Patent claims A method of increasing the filling capacity of tobacco, such as cut tobacco leaves or tobacco leaf strands or additional tobacco material, by treating tobacco material which has an initial moisture content of 10-30% with a treatment gas consisting of nitrogen and possibly argon at pressures from 400 to 1000 bar, followed by continuous decompression and subsequent thermal post-treatment of the discharged tobacco material, characterized in that the filling density of the tobacco charge in the autoclave is greater than 0.2 kg / dm ³ . 2. The method according to p. The method of claim 1, wherein the pressure time, i.e. the time between the start of pressure build-up and decompression, is at least 300 seconds. 3. The method according to p. The method of claim 1 and 2, characterized in that the tobacco is mechanically pressed before, during or after filling the pressure vessel. 4. The method according to p.

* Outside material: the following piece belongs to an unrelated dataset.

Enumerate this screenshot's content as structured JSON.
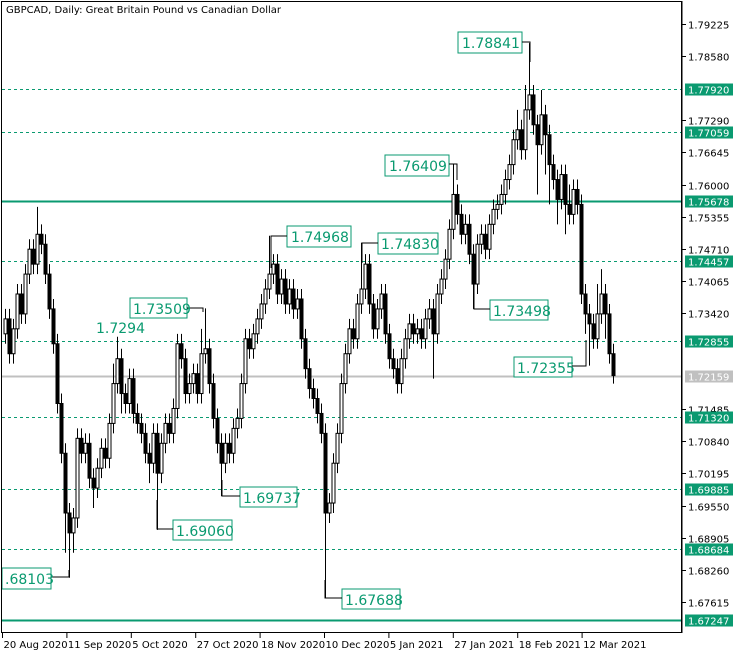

The process of claim 3, wherein the tobacco is heated before or after pressing. 5. The method according to p. The method of any of claims 1 to 4, characterized in that a compression time of at least 300 seconds is achieved after a rapid increase in pressure by allowing the vessel to remain under pressure. 6. The method according to p. The process of claim 5, wherein the pressure is re-pressurized prior to decompression.